Points at which to evaluate the PDF.

Returns

pdffloat or ndarray

Probability density function evaluated at x (infinity at the constant value, 0 elsewhere).

ppf(U: ndarray) ndarray

Percent point function (inverse of CDF) - transform samples from the standard uniform distribution to the point mass distribution.

Parameters

Unp.ndarray

Samples from the standard uniform distribution.

Returns

samplesnp.ndarray

Samples from the point mass distribution (all equal to the constant value).

rand(n: int | None = None) ndarray

Draw random samples from the distribution.

Parameters

nint, optional

Number of samples to draw.

Returns

samplesndarray

Samples from the point mass distribution (all equal to the constant value).

property value: float

The constant value of the point mass distribution.

Returns

valuefloat

The constant value.

property zero_variance: bool

Whether the distribution has zero variance.

Returns

has_zero_variancebool

Always True for point mass.

class ionworkspipeline.data_fits.stats.Dirichlet(alpha: ndarray)

Dirichlet distribution.

Extends: ionworkspipeline.data_fits.stats.stats.Distribution

property alpha: ndarray

Concentration parameters of the Dirichlet distribution.

Returns

alphanp.ndarray

Concentration parameters.

property argmin: ndarray

The point at which the normalized negative logpdf achieves its minimum value of zero. For the Dirichlet distribution, this occurs at the mode.

Returns

np.ndarray

The mode of the distribution, where all alpha_i > 1.

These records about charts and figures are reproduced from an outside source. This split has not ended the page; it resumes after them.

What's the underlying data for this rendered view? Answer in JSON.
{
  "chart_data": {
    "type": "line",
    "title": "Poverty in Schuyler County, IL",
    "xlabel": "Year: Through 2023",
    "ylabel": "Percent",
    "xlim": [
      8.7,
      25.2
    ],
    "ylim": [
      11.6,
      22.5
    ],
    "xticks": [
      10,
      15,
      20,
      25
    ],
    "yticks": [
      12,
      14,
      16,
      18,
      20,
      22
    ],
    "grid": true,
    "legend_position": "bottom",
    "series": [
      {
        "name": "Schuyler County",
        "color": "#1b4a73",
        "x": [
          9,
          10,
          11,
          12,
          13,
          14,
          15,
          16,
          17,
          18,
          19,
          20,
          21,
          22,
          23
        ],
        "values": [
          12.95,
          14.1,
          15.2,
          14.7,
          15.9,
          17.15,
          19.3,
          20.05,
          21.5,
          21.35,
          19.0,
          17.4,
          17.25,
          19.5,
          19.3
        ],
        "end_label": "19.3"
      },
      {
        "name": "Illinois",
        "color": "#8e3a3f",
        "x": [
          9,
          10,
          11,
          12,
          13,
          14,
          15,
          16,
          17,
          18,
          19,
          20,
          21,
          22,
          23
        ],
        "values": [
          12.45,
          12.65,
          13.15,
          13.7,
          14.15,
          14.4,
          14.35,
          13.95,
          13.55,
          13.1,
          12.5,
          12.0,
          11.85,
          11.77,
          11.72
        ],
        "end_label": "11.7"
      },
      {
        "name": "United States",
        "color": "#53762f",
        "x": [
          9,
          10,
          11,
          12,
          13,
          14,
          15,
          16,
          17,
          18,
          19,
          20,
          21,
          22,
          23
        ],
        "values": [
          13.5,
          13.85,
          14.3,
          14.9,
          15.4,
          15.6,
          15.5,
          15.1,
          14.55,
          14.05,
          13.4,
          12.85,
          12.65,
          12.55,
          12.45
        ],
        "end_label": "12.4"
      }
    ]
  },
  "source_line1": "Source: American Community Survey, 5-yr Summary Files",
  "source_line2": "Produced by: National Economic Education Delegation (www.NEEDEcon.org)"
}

cdf(x: float | ndarray) float | ndarray

Cumulative distribution function of the distribution.

Parameters

xfloat or array_like

Points at which to evaluate the CDF.

Returns

cdffloat or ndarray

Cumulative distribution function evaluated at x.

evaluate_to_array(x: ndarray) ndarray

Compute the residuals for Dirichlet distribution.

When squared and summed, equals evaluate_to_scalar(x).

Parameters

xnp.ndarray

Point at which to evaluate.

Returns

np.ndarray

Residuals whose squared sum equals the normalized negative logpdf.

evaluate_to_scalar(x: ndarray) float

Compute the normalized negative logpdf for Dirichlet distribution. For x on the simplex (x_i > 0 and sum(x) = 1), computes: -sum((alpha_i - 1) * log(x_i))

The minimum value of 0 occurs at the mode of the distribution.

Parameters

xnp.ndarray

Point at which to evaluate.

Returns

float

Normalized negative logpdf, equals 0 at the mode. Returns infinity if any x_i <= 0 or sum(x) != 1.

property multivariate: bool

Whether the distribution is multivariate.

Returns

multivariatebool

Always True for Dirichlet distribution.

pdf(x: float | ndarray) float | ndarray

Probability density function of the Dirichlet distribution.

Parameters

xnp.ndarray

Points at which to evaluate the PDF. Must be on the simplex (all x_i > 0 and sum(x) = 1).

Returns

pdffloat | np.ndarray

Probability density function evaluated at x. Returns 0 if any x_i <= 0 or sum(x) != 1.

ppf(U: ndarray) ndarray

Percent point function (inverse of CDF) for Dirichlet distribution.

For Dirichlet, we use the property that if X_i ~ Gamma(alpha_i, 1), then [X_1, X_2, …, X_k] / sum(X) ~ Dirichlet(alpha_1, alpha_2, …, alpha_k)

Parameters

Unp.ndarray

Samples from the standard uniform distribution.

Returns

samplesnp.ndarray

Samples from the Dirichlet distribution.